At the time, I was getting about 600 to 700 downloads of Speed Bones Lite per day. I thought to myself that if I managed to make $5 a day on the ads, that's $150 per month, it would be worth my efforts. I submitted an update to the app store with the Google ads and since my expectations were low, I forgot about the whole thing.

A month later, after the ads had been running for almost two weeks, I decided to take a peak in my Adsense account.

I jumped a little when the overview page presented me with the following line:

Today's estimated earnings: $118.17

Now, I happened to log in on a day with above average earnings but since then the numbers have been consistently good. My free game is now making more than all of the pay versions (Bones, Muscles, Angiology, Anatomy) and on some days, more than all of these versions combined.

For an app with little visibility and relatively small download numbers (now about 400/day), it is doing suprisingly well with advertisement.

The number of page impressions is much higher than the number of downloads. This has been encouraging for me as it means people are not downloading and playing only once or twice. They are returning to it many times.

Clickthrough rate has averaged 2.6% since the beginning and the eCPM has been excellent, averaging 14$ during the period and surpassing $35 on one day.

I don't know if my success is atributable to Google's excellent targeting algorithm or maybe to the fact that players from the medical field are worth more per ad clicks than other gamers. All I can say is that, in certain conditions with certain populations, it is possible to make money with ads even for relatively low volume applications. Given the amount of money Google dished out for AdMob, I would bet that I am not the only developper profiting from ads.

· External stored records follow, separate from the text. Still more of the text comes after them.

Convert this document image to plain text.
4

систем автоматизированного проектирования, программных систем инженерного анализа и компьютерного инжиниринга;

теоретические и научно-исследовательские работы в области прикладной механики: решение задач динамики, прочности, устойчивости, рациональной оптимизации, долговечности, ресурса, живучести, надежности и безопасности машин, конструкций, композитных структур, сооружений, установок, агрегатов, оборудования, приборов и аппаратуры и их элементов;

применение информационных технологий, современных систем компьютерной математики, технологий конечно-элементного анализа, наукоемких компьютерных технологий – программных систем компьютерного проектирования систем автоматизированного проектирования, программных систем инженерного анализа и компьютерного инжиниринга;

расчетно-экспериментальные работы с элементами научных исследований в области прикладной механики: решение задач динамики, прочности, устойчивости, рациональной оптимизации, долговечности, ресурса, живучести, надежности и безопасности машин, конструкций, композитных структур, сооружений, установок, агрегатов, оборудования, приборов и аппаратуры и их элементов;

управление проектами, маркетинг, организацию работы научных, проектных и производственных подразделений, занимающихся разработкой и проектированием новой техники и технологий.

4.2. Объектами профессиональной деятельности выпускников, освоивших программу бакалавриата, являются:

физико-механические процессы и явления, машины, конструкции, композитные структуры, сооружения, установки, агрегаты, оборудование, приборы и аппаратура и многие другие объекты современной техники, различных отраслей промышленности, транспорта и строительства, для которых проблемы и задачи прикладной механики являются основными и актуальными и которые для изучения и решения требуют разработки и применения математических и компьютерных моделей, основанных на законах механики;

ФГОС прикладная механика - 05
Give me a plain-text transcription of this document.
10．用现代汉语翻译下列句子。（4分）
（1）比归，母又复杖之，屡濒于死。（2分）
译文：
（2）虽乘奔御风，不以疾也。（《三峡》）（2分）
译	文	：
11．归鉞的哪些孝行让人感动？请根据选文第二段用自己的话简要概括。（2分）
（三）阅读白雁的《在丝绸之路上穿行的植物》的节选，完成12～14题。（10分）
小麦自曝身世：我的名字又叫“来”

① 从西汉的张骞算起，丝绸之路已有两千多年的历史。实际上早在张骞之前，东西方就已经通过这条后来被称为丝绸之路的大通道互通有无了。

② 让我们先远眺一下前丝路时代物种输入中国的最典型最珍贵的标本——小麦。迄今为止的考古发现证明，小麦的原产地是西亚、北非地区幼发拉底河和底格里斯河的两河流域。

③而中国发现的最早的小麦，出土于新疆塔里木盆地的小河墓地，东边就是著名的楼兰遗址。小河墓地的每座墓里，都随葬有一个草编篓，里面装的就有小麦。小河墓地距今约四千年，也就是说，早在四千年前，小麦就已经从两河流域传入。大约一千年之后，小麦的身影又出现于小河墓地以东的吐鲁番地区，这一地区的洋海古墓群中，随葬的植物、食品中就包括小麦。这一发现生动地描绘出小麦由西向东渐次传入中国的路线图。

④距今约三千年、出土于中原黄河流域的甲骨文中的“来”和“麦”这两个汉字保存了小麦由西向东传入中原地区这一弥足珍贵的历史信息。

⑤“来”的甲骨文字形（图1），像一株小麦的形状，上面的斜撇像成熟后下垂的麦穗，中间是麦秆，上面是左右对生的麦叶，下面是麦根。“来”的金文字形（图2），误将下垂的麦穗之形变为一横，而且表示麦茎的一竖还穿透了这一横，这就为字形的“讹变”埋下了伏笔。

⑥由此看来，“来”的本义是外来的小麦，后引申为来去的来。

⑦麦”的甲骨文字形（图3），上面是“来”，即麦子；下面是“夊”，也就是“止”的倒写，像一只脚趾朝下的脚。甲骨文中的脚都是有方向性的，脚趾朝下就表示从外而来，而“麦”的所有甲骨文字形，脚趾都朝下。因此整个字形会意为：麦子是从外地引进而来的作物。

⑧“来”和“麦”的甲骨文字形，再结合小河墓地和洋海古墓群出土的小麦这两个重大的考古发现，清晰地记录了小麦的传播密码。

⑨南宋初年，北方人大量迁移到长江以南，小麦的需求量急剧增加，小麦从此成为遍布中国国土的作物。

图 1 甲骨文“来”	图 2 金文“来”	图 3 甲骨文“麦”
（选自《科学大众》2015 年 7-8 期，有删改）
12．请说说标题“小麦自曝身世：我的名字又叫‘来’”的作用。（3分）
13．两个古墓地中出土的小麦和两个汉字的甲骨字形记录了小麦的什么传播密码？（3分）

If you like the Speed Anatomy series of apps please nominate Speed Bones MD
for the Best App Ever Awards in the Best Educational App category (since there is no Best Medical App category).

Also let Dan Grigsby know you like my app as he will help chose the official nominations.

Happy Holidays!


Friday, December 4, 2009

Speed Anatomy Released!

I am pround to annouce that Speed Anatomy was just released on the app store (app store link). It is based on the same engine as Speed Bones MD and Speed Muscles MD but it is targeted at a more general audience. The levels in Speed Anatomy cover more common body parts and don't require players to recall detailed medical anatomical terms. However, because it covers much more body parts than the other games, it still ends up being the longest game in the series.

The new game contains 28 levels, including an overview of bones, muscles, arteries, veins, respiratory system and digestive system. You also get levels covering lungs, pharynx, larynx, nasal cavity,oral cavity, dentition, liver, pancreas, brain, auditory system and visual system. only $.99

This games is fun for everyone and it makes your life easy if you are tackling anatomy for high school, university or medical school. Practice mode allows you to learn specific regions without doing all the previous levels. Review mode lets you replay all the mistakes you made in the last game.

Speed Anatomy Promotional Website Launch

Just to let everyone know, I put online a promotional website for the game series. If you were not able to decide whether to buy my games or not and you felt professional looking marketing material would help sway you, there it is. Click on the link and you will also discover that the newest game in the series with the plain title "Speed Anatomy" is comming soon. I would even say that it is imminent (assuming it gets pass the gatekeepers of the app store).